In [1]:
import pandas as pd
import numpy as np
import random
from sklearn.model_selection import train_test_split

In [3]:
# Creating the Dataset takes incredibly long to run so we created intermediate checkpoints (saving the semi-processed data) to avoid the long process of creating the dataset again

try:
    data  = pd.read_csv('./data/processed_data/movie_lens_data.csv')
    data = data.drop(columns = ['Unnamed: 0'])

except:
    ### Datasets as described @ https://files.grouplens.org/datasets/movielens/ml-25m-README.html
    print("Creating Dataset")
    """
    All ratings are contained in the file ratings.csv.
    Each line of this file after the header row represents one rating of one movie by one user, and has the following format:
    
    userId,movieId,rating,timestamp

    The lines within this file are ordered first by userId, then, within user, by movieId.

    Ratings are made on a 5-star scale, with half-star increments (0.5 stars - 5.0 stars).

    Timestamps represent seconds since midnight Coordinated Universal Time (UTC) of January 1, 1970.
    """
    # ratings = pd.read_csv('./data/raw_data/ratings.csv')
    data = pd.read_csv('./data/raw_data/ratings.csv')
    ## Adding Tag Data
    """
    Tags Data File Structure (tags.csv)
    All tags are contained in the file tags.csv. 
    Each line of this file after the header row represents one tag applied to one movie by one user, and has the following format:
    
    userId,movieId,tag,timestamp
    
    The lines within this file are ordered first by userId, then, within user, by movieId.

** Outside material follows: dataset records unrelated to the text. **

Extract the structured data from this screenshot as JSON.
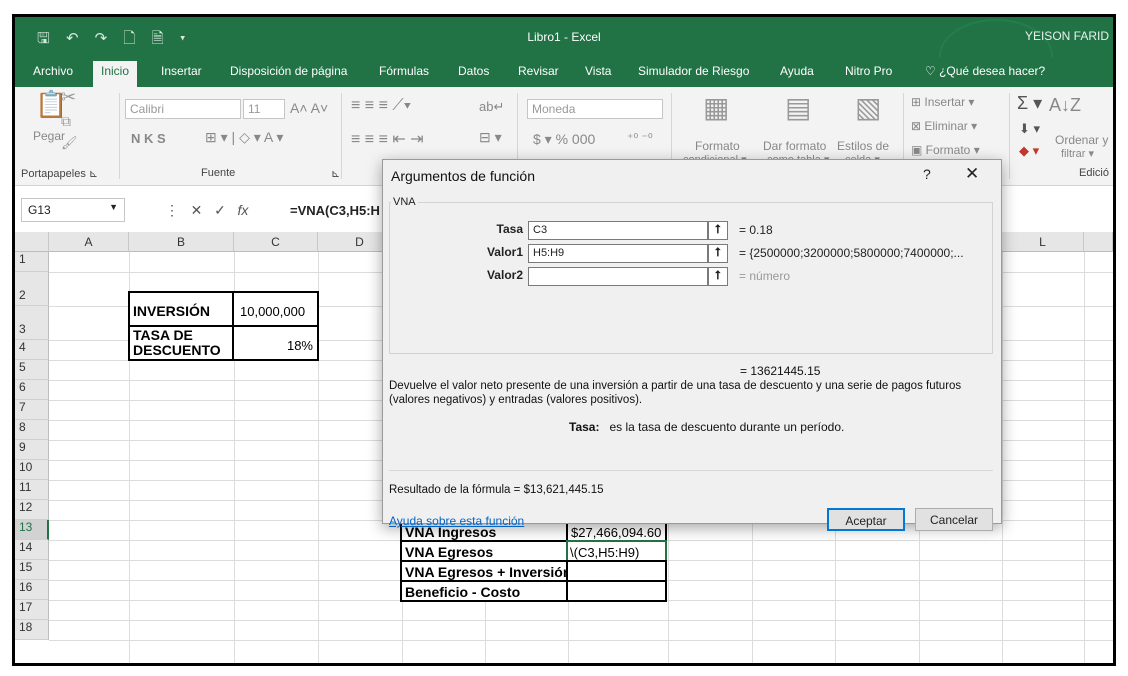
{
  "titlebar": {
    "qat_icons": "🖫 ↶ ↷ 🗋 🗎 ▾",
    "title": "Libro1  -  Excel",
    "user": "YEISON FARID"
  },
  "tabs": [
    "Archivo",
    "Inicio",
    "Insertar",
    "Disposición de página",
    "Fórmulas",
    "Datos",
    "Revisar",
    "Vista",
    "Simulador de Riesgo",
    "Ayuda",
    "Nitro Pro",
    "¿Qué desea hacer?"
  ],
  "ribbon": {
    "paste": "Pegar",
    "font_name": "Calibri",
    "font_size": "11",
    "bold_italic_underline": "N  K  S",
    "number_format": "Moneda",
    "currency_row": "$  ▾  %  000",
    "cond_format": "Formato",
    "cond_format2": "condicional ▾",
    "table_format": "Dar formato",
    "table_format2": "como tabla ▾",
    "cell_styles": "Estilos de",
    "cell_styles2": "celda ▾",
    "insert": "Insertar",
    "delete": "Eliminar",
    "format": "Formato",
    "sort": "Ordenar y",
    "sort2": "filtrar ▾",
    "groups": {
      "clipboard": "Portapapeles",
      "font": "Fuente",
      "editing": "Edició"
    }
  },
  "formula_bar": {
    "name_box": "G13",
    "fx": "fx",
    "formula": "=VNA(C3,H5:H"
  },
  "columns": [
    "A",
    "B",
    "C",
    "D",
    "",
    "",
    "",
    "",
    "",
    "",
    "L"
  ],
  "rows": [
    "1",
    "2",
    "3",
    "4",
    "5",
    "6",
    "7",
    "8",
    "9",
    "10",
    "11",
    "12",
    "13",
    "14",
    "15",
    "16",
    "17",
    "18"
  ],
  "cells": {
    "inversion_label": "INVERSIÓN",
    "inversion_value": "10,000,000",
    "tasa_label_1": "TASA DE",
    "tasa_label_2": "DESCUENTO",
    "tasa_value": "18%",
    "vna_ingresos_label": "VNA Ingresos",
    "vna_ingresos_value": "$27,466,094.60",
    "vna_egresos_label": "VNA Egresos",
    "vna_egresos_value": "\\(C3,H5:H9)",
    "vna_egresos_inv_label": "VNA Egresos + Inversión",
    "beneficio_label": "Beneficio - Costo"
  },
  "dialog": {
    "title": "Argumentos de función",
    "help_symbol": "?",
    "close_symbol": "✕",
    "function_name": "VNA",
    "args": [
      {
        "label": "Tasa",
        "value": "C3",
        "result": "=  0.18"
      },
      {
        "label": "Valor1",
        "value": "H5:H9",
        "result": "=  {2500000;3200000;5800000;7400000;..."
      },
      {
        "label": "Valor2",
        "value": "",
        "result": "=  número"
      }
    ],
    "total_result": "=  13621445.15",
    "description_1": "Devuelve el valor neto presente de una inversión a partir de una tasa de descuento y una serie de pagos futuros",
    "description_2": "(valores negativos) y entradas (valores positivos).",
    "arg_help_label": "Tasa:",
    "arg_help_text": "es la tasa de descuento durante un período.",
    "formula_result": "Resultado de la fórmula =   $13,621,445.15",
    "help_link": "Ayuda sobre esta función",
    "ok": "Aceptar",
    "cancel": "Cancelar"
  },
  "colors": {
    "excel_green": "#217346",
    "selection_green": "#217346",
    "link_blue": "#0563c1"
  }
}
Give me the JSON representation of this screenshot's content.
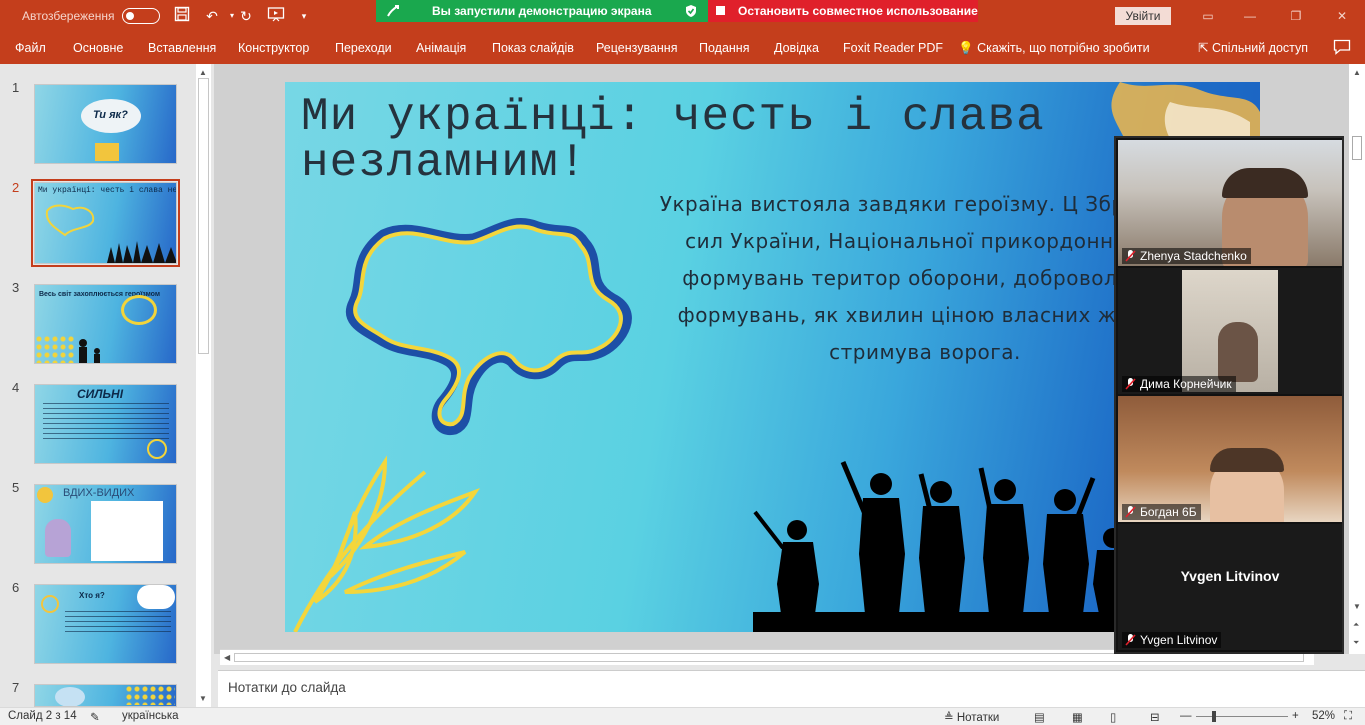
{
  "titlebar": {
    "autosave_label": "Автозбереження",
    "share_status": "Вы запустили демонстрацию экрана",
    "stop_share": "Остановить совместное использование",
    "signin_label": "Увійти"
  },
  "ribbon": {
    "tabs": [
      "Файл",
      "Основне",
      "Вставлення",
      "Конструктор",
      "Переходи",
      "Анімація",
      "Показ слайдів",
      "Рецензування",
      "Подання",
      "Довідка",
      "Foxit Reader PDF"
    ],
    "tell_me": "Скажіть, що потрібно зробити",
    "share_label": "Спільний доступ"
  },
  "thumbnails": [
    {
      "number": "1",
      "caption": "Ти як?"
    },
    {
      "number": "2",
      "caption": "Ми українці: честь і слава незламним!"
    },
    {
      "number": "3",
      "caption": "Весь світ захоплюється героїзмом"
    },
    {
      "number": "4",
      "caption": "СИЛЬНІ"
    },
    {
      "number": "5",
      "caption": "ВДИХ-ВИДИХ"
    },
    {
      "number": "6",
      "caption": "Хто я?"
    },
    {
      "number": "7",
      "caption": ""
    }
  ],
  "slide": {
    "title": "Ми українці: честь і слава незламним!",
    "body": "Україна вистояла завдяки героїзму. Ц Збройних сил України, Національної прикордонників, формувань територ оборони, добровольчих формувань, як хвилин ціною власних життів стримува ворога."
  },
  "zoom": {
    "participants": [
      {
        "name": "Zhenya Stadchenko",
        "muted": true
      },
      {
        "name": "Дима Корнейчик",
        "muted": true
      },
      {
        "name": "Богдан 6Б",
        "muted": true
      },
      {
        "name": "Yvgen Litvinov",
        "muted": true,
        "display": "Yvgen Litvinov"
      }
    ]
  },
  "notes": {
    "placeholder": "Нотатки до слайда"
  },
  "status": {
    "slide_info": "Слайд 2 з 14",
    "language": "українська",
    "notes_btn": "Нотатки",
    "zoom_level": "52%"
  },
  "colors": {
    "accent": "#c43e1c",
    "share_green": "#1aa84e",
    "share_red": "#e0202b"
  }
}
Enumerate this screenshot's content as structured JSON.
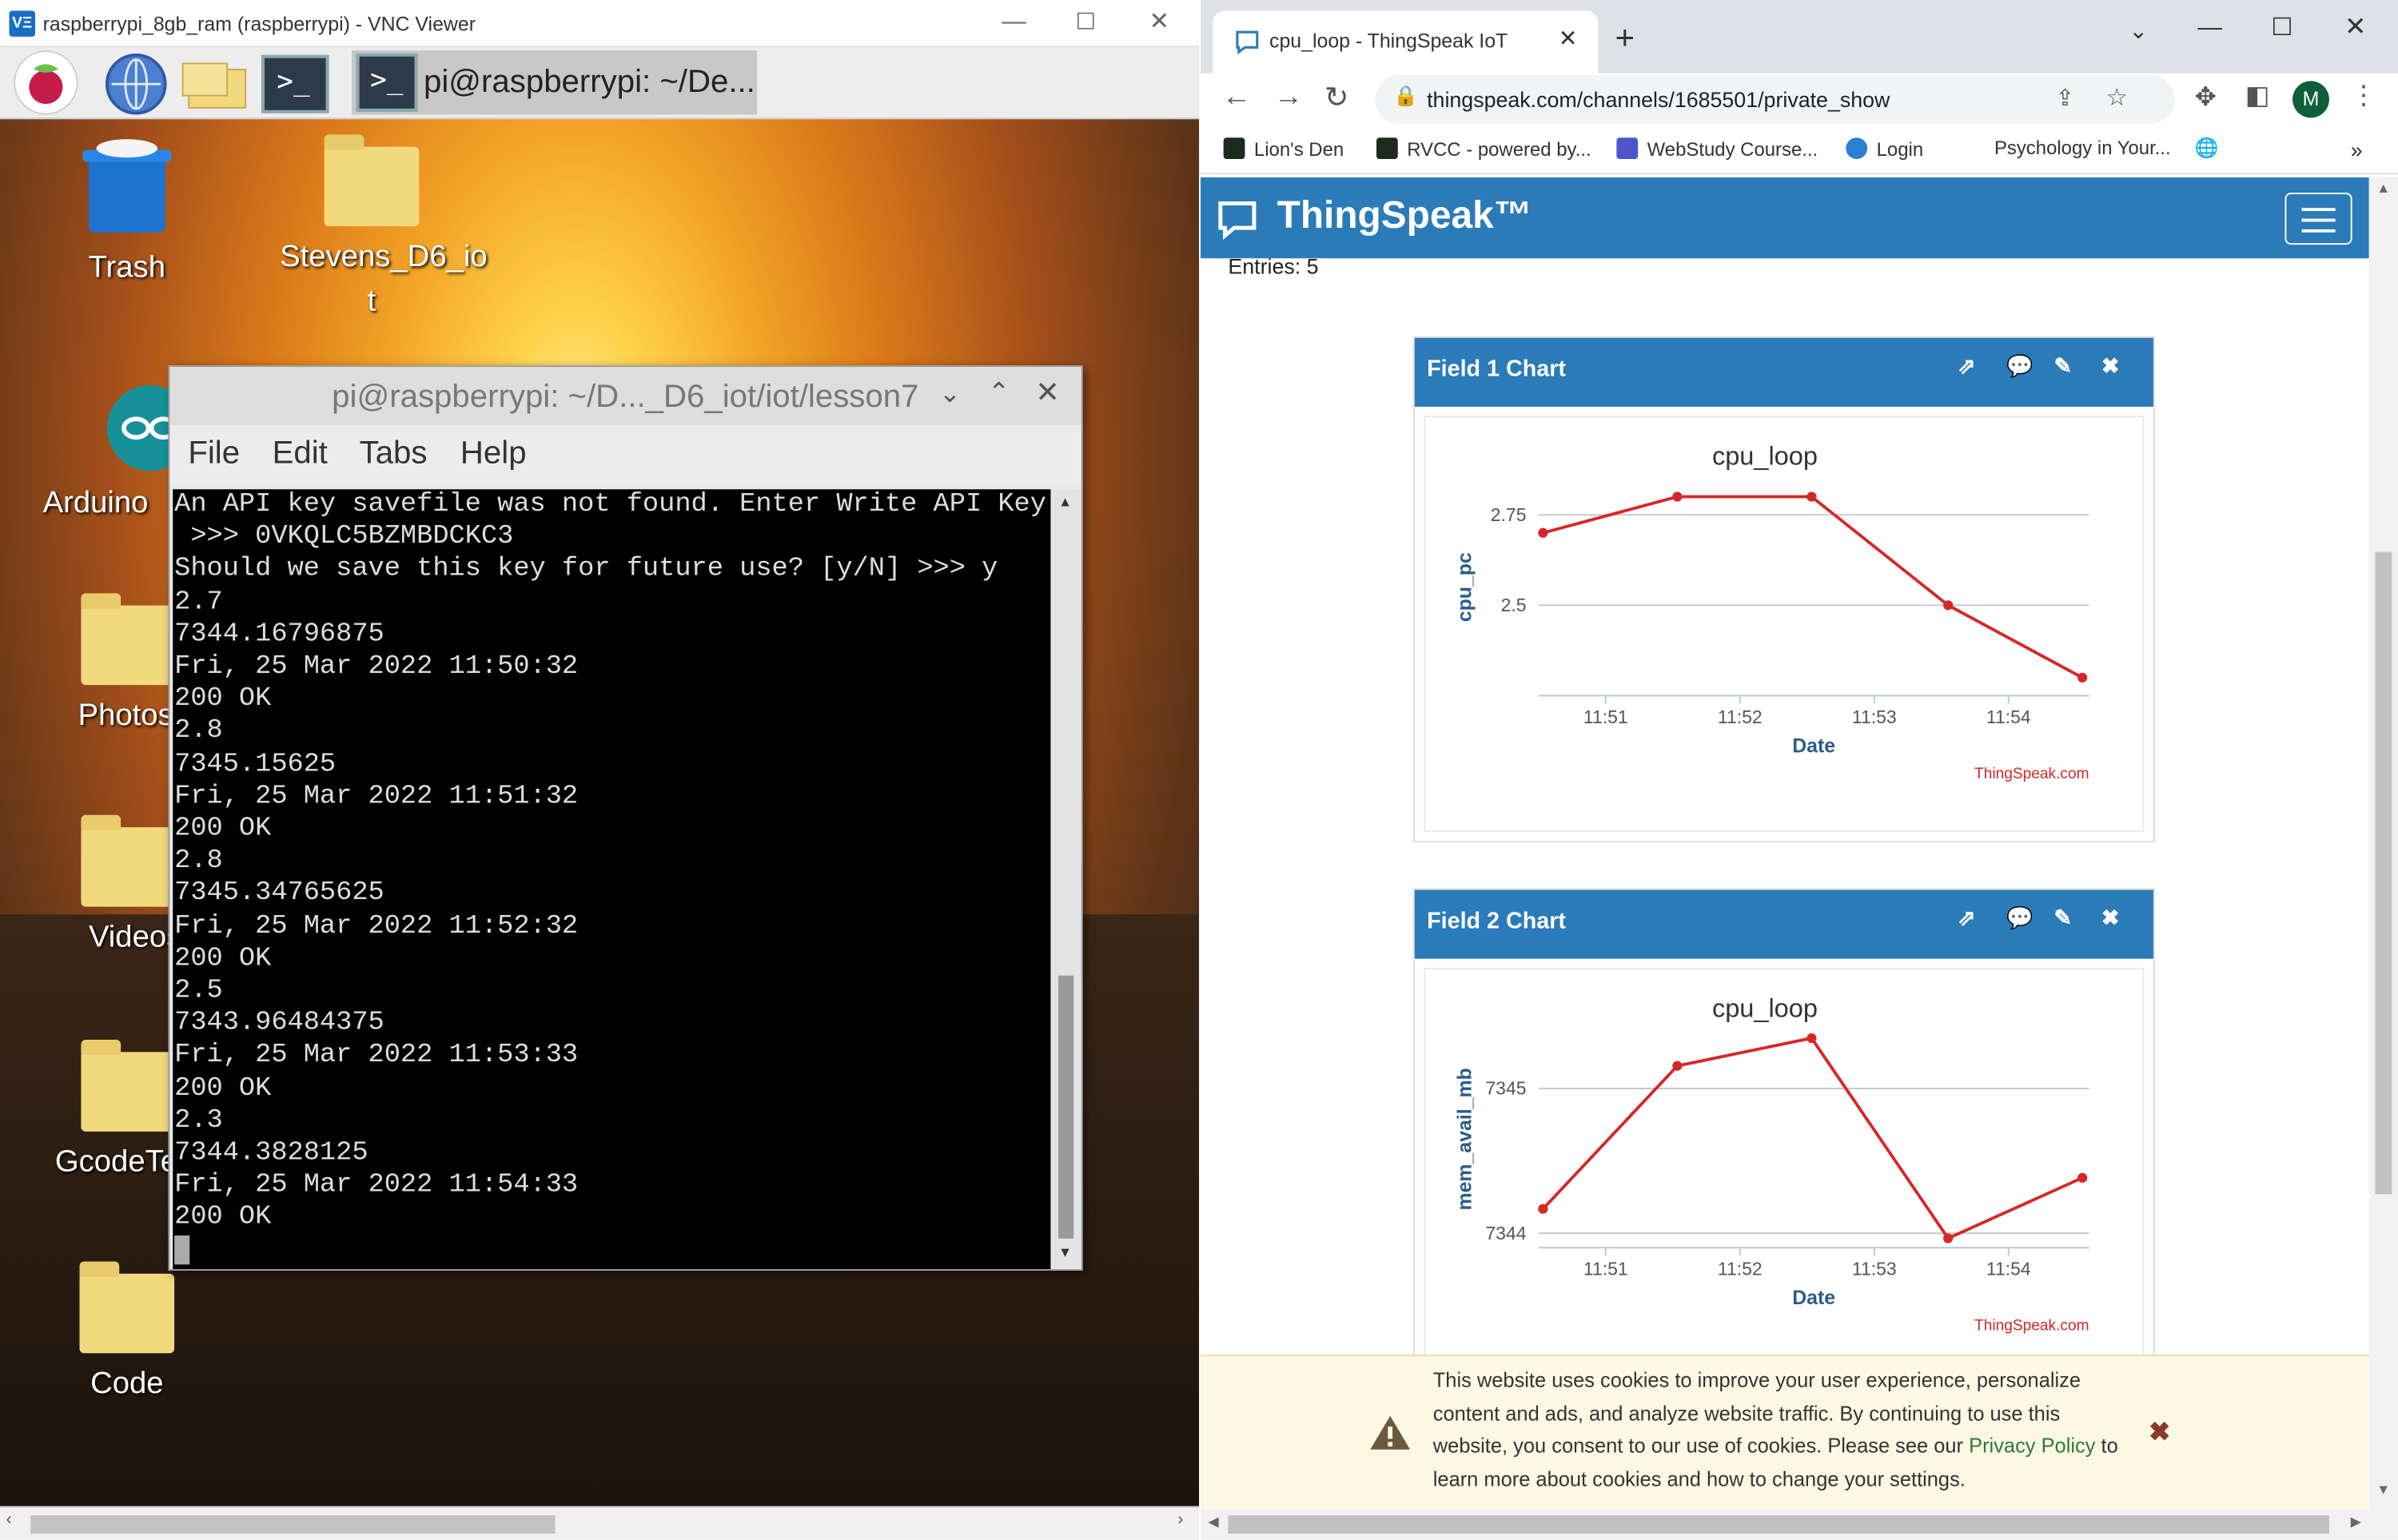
{
  "vnc": {
    "logo": "VΞ",
    "title": "raspberrypi_8gb_ram (raspberrypi) - VNC Viewer",
    "taskbar_terminal": "pi@raspberrypi: ~/De...",
    "desktop_icons": [
      "Trash",
      "Stevens_D6_io\nt",
      "Arduino",
      "Photos",
      "Videos",
      "GcodeTe",
      "Code"
    ]
  },
  "terminal": {
    "title": "pi@raspberrypi: ~/D..._D6_iot/iot/lesson7",
    "menu": [
      "File",
      "Edit",
      "Tabs",
      "Help"
    ],
    "lines": [
      "An API key savefile was not found. Enter Write API Key",
      " >>> 0VKQLC5BZMBDCKC3",
      "Should we save this key for future use? [y/N] >>> y",
      "2.7",
      "7344.16796875",
      "Fri, 25 Mar 2022 11:50:32",
      "200 OK",
      "2.8",
      "7345.15625",
      "Fri, 25 Mar 2022 11:51:32",
      "200 OK",
      "2.8",
      "7345.34765625",
      "Fri, 25 Mar 2022 11:52:32",
      "200 OK",
      "2.5",
      "7343.96484375",
      "Fri, 25 Mar 2022 11:53:33",
      "200 OK",
      "2.3",
      "7344.3828125",
      "Fri, 25 Mar 2022 11:54:33",
      "200 OK"
    ]
  },
  "browser": {
    "tab_title": "cpu_loop - ThingSpeak IoT",
    "url": "thingspeak.com/channels/1685501/private_show",
    "profile_initial": "M",
    "bookmarks": [
      "Lion's Den",
      "RVCC - powered by...",
      "WebStudy Course...",
      "Login",
      "Psychology in Your..."
    ],
    "more_bookmarks": "»"
  },
  "thingspeak": {
    "logo": "ThingSpeak™",
    "entries": "Entries: 5",
    "cookie_text_before": "This website uses cookies to improve your user experience, personalize content and ads, and analyze website traffic. By continuing to use this website, you consent to our use of cookies. Please see our ",
    "cookie_link": "Privacy Policy",
    "cookie_text_after": " to learn more about cookies and how to change your settings.",
    "cookie_close": "✖"
  },
  "colors": {
    "brand": "#2b7bb9",
    "series": "#d62728",
    "axis_text": "#2b5b8a"
  },
  "chart_data": [
    {
      "type": "line",
      "widget_title": "Field 1 Chart",
      "title": "cpu_loop",
      "xlabel": "Date",
      "ylabel": "cpu_pc",
      "x": [
        "11:50:32",
        "11:51:32",
        "11:52:32",
        "11:53:33",
        "11:54:33"
      ],
      "y": [
        2.7,
        2.8,
        2.8,
        2.5,
        2.3
      ],
      "ylim": [
        2.25,
        2.85
      ],
      "yticks": [
        "2.5",
        "2.75"
      ],
      "xticks": [
        "11:51",
        "11:52",
        "11:53",
        "11:54"
      ],
      "credit": "ThingSpeak.com"
    },
    {
      "type": "line",
      "widget_title": "Field 2 Chart",
      "title": "cpu_loop",
      "xlabel": "Date",
      "ylabel": "mem_avail_mb",
      "x": [
        "11:50:32",
        "11:51:32",
        "11:52:32",
        "11:53:33",
        "11:54:33"
      ],
      "y": [
        7344.16796875,
        7345.15625,
        7345.34765625,
        7343.96484375,
        7344.3828125
      ],
      "ylim": [
        7343.9,
        7345.4
      ],
      "yticks": [
        "7344",
        "7345"
      ],
      "xticks": [
        "11:51",
        "11:52",
        "11:53",
        "11:54"
      ],
      "credit": "ThingSpeak.com"
    }
  ]
}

    Tags are user-generated metadata about movies. 
    Each tag is typically a single word or short phrase.
    The meaning, value, and purpose of a particular tag is determined by each user.

    Timestamps represent seconds since midnight Coordinated Universal Time (UTC) of January 1, 1970
    """
    # tag = pd.read_csv('./data/raw_data/tags.csv')

    # #join tag and ratings
    # data = pd.merge(ratings, tag, on = ["userId", "movieId"], suffixes = ["_ratings","_tags"])

    ## Adding Movie Data

    """
    Movie information is contained in the file movies.csv.
    Each line of this file after the header row represents one movie, and has the following format:

    movieId,title,genres

    Movie titles are entered manually or imported from https://www.themoviedb.org/, and include the year of release in parentheses.
    Errors and inconsistencies may exist in these titles.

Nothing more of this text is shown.